News  

Ini Hukum Ucapkan Minal Aidin Wal Faizin Saat Lebaran

Sudah menjadi tradisi di Indonesia setiap lebaran Idul Fitri kaum muslimin saling bermaaf-maafan dan memberi ucapan tahni’ah MINAL ‘AIDIN WAL FAIZIN. Dan ada yang menambahkan “Mohon Maaf Lahir dan Batin”.

Ucapan “Minal ‘Aidin” ini sudah berlaku di Indonesia selama puluhan tahun, bahkan mungkin berabad lamanya. Bagiaman hukumnya menurut padandangan syariat?

Menurut Dai Lulusan Sastra Arab Universitas Indonesia Ustaz Farid Nu’man Hasan, ucapan “Minal Aidin” bukanlah kesalahan, dan tidak terlarang, sebab tidak ada dalil larangannya.

Asalnya adalah “Ja’alanallah wa iyyakum minal ‘Aaidin wal Faaizin”. Artinya semoga Allah menjadikan kami dan anda termasuk orang yang kembali (suci) dan menang/beruntung.

Tidak ada yang salah dalam kalimat ini. Imam Syafi’i mengatakan, bahwa perkataan itu jika baik maka itu adalah baik, jika buruk maka itu adalah buruk. Syeikh Muhammad bin Shalih Al Utsaimin rahimahullah juga mengatakan:

التهنئة بالعيد جائزة ، وليس لها تهنئة مخصوصة ، بل ما اعتاده الناس فهو جائز ما لم يكن إثماً

Ucapan selamat hari raya itu boleh, dan tidak ada kalimat yang khusus, tetapi disesuaikan dengan kebiasan di tengah manusia, selama tidak mengandung dosa. Beliau juga berkata tentang bersalam-salaman dan berpelukan saat di hari raya, yang biasa dilakukan manusia:

هذه الأشياء لا بأس بها ؛ لأن الناس لا يتخذونها على سبيل التعبد والتقرب إلى الله عز وجل ، وإنما يتخذونها على سبيل العادة ، والإكرام والاحترام ، ومادامت عادة لم يرد الشرع بالنهي عنها فإن الأصل فيها الإباحة

Semua ini tidak apa-apa, karena manusia tidak menjadikannya sebagai ibadah ritual dan sarana taqarrub ilallaa. Mereka hanyalah menjadikan itu sebagai kebiasaan saja, pemuliaan dan penghormatan.

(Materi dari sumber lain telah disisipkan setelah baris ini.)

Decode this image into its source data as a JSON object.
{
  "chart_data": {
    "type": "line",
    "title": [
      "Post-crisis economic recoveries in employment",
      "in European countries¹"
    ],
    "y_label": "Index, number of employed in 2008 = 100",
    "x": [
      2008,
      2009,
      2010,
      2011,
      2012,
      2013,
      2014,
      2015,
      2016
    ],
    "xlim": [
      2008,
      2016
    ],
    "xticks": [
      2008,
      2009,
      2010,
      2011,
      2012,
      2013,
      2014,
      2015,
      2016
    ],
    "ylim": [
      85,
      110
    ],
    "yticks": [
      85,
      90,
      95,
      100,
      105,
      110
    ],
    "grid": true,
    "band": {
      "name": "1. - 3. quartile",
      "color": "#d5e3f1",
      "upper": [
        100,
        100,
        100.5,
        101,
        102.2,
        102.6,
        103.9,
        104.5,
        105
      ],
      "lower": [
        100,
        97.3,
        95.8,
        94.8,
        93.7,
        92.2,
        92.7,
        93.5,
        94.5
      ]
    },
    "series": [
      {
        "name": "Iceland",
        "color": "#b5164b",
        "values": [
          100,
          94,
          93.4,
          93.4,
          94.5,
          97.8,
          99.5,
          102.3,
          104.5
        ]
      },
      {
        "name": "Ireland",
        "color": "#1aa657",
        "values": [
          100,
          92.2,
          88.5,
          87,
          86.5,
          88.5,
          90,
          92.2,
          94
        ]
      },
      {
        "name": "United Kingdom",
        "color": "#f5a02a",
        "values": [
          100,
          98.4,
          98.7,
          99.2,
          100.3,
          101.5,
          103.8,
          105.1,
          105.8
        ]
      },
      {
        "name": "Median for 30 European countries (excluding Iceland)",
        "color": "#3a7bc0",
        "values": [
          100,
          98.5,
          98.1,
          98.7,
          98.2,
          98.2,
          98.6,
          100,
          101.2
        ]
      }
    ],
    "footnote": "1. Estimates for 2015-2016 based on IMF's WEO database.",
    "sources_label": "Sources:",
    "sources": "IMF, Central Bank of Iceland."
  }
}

Maka, selama sebuah kebiasaan tidak ada larangan dalam syariat maka itu diperbolehkan. (Majmu’ Fatawa Ibni ‘Utsaimin, 16/208-210)

Ada pun Taqabbalallah minna wa minkum, bukanlah sunnahRasulullah shallallahu ‘alaihi wa sallam.

Tetapi itu perbuatan atau kebiasaan para sahabat Nabi. Di mana Imam Ahmad bin Hambal rahimahullah tidak memakainya untuk memulai ucapan selamat, artinya Beliau memandang ini bukan sunnah dalam artian hukum sunnah.

Syaikhul Islam Ibnu Taimiyah rahimahullah mengatakan “Adapun ucapan selamat hari raya, yang biasa diucapkan manusia kepada lainnya setelah Salat Id: Taqabbalallah Minna wa Minkum, wa ahaalahullah ‘alaika, dan yang semisalnya.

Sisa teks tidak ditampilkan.